To this aim, we have introduced four algorithms based on DA techniques to nonlinearly describe the confidence region. The first one is a DA-based implementation of the LOV. We used DA to effectively solve the set of nonlinear equations required to capture the departure of the LOV from the axis of the second-order ellipsoid. In this algorithm, the polynomial approximation of the target function is recomputed only when necessary, based on accuracy requirements. The concept of LOV was then extended to two dimensions, introducing the GES. Another approach combined the LOV with a high-order polynomial to obtain a two-dimensional sampling without the computational cost of GES. Finally, a method was proposed to fully enclose the n-dimensional uncertainty set and accurately represent the target function over it by using ADS.

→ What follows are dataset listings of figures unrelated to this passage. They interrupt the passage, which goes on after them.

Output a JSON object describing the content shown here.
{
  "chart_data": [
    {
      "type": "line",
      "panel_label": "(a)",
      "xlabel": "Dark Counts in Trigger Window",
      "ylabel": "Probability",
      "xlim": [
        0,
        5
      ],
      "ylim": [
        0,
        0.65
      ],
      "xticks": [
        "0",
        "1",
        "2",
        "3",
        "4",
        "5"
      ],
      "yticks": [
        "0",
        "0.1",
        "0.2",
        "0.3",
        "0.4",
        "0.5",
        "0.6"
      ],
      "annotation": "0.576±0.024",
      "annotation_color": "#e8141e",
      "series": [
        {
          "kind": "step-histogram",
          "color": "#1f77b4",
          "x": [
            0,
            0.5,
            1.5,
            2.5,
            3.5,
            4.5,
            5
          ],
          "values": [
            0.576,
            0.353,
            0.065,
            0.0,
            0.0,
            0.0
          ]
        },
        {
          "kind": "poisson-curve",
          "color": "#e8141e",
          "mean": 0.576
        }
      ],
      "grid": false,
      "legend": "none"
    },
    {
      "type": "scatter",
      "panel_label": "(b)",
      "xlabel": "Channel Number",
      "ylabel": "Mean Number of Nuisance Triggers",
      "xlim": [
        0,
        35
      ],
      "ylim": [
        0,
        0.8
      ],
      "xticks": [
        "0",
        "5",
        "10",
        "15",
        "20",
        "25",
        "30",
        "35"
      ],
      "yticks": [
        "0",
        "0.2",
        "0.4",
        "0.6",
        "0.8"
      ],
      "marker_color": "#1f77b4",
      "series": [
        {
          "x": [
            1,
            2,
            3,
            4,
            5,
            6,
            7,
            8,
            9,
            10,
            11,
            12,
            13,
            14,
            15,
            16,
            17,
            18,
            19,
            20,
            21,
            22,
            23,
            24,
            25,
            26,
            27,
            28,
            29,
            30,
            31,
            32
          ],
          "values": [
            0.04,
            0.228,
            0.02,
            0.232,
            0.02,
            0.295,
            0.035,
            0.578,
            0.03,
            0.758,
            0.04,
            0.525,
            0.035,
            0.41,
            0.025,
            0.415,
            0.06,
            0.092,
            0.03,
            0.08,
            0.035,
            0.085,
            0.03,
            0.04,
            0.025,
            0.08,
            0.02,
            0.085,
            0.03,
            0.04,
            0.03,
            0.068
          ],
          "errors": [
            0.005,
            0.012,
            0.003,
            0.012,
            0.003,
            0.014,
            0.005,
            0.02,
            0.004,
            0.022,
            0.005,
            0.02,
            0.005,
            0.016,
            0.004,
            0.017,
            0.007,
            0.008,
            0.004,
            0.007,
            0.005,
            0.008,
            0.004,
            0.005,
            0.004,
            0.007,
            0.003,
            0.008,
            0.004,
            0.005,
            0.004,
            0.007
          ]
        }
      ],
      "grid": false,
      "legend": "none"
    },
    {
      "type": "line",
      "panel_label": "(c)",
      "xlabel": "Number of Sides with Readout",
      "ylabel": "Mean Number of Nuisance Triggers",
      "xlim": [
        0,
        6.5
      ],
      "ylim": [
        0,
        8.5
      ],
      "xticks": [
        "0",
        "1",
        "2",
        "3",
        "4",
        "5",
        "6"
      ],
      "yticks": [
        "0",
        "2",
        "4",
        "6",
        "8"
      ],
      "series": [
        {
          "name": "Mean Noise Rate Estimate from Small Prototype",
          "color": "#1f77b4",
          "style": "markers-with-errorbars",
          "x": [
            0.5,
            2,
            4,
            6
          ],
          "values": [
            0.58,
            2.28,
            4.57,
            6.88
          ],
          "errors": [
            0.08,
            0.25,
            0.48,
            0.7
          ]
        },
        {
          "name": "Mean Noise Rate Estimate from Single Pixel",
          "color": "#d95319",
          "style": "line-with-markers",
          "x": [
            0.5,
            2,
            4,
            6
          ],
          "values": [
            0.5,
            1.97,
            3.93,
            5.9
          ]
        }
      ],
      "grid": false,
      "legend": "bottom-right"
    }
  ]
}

As high-order computations require extra computational cost, we have introduced an index to guide the choice between second-order and high-order representation of the uncertainty set. Through this index, it was shown that the effect of nonlinearities decreases significantly for longer observational arc and that Cartesian coordinates are a better choice than MEE. An additional index was introduced to determine the uncertainty set’s dimensionality based on the along-track dispersion associated with uncertainties in the determination of the orbit semi-major axis. This choice is strongly connected with the possibility of acquiring follow-up observations. Analysis of the dimensionality index demonstrated that a two-dimensional representation of the uncertainty region can be sufficiently accurate, depending on the telescope properties and the adopted observation strategy. With longer arcs, the uncertainty region could even be approximated as a mono-dimensional set, in particular when MEE are used.

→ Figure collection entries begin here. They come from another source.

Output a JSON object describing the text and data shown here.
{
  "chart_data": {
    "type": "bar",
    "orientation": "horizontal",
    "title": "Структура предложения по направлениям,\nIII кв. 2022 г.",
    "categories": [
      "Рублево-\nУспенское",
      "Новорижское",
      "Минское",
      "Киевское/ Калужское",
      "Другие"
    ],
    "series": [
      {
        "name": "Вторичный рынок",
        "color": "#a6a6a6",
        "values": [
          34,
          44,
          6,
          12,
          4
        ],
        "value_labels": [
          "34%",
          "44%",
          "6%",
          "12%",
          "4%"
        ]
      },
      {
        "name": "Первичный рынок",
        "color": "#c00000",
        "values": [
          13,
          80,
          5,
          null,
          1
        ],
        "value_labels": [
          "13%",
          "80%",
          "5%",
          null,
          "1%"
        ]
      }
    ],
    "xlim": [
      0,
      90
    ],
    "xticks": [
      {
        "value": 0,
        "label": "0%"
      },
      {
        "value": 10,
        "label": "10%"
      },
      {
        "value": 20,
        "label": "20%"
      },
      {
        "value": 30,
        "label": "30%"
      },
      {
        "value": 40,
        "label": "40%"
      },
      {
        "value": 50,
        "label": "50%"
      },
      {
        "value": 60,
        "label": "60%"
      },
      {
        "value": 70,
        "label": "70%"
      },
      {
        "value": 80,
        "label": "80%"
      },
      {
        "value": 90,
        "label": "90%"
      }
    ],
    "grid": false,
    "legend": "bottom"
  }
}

The methods we have introduced come at the cost of intensive computations and the loss of a closed-form representation of the state statistics. However, the accuracy gained by the retention of nonlinear terms may play a key role in the development of reliable tools for observations correlation and for the initialization of nonlinear state estimation techniques, such as a particle filter. Future effort will be dedicated to the development of a full nonlinear mapping between sensor noise and object state, which will allow us to consider measurement noise with arbitrary statistics.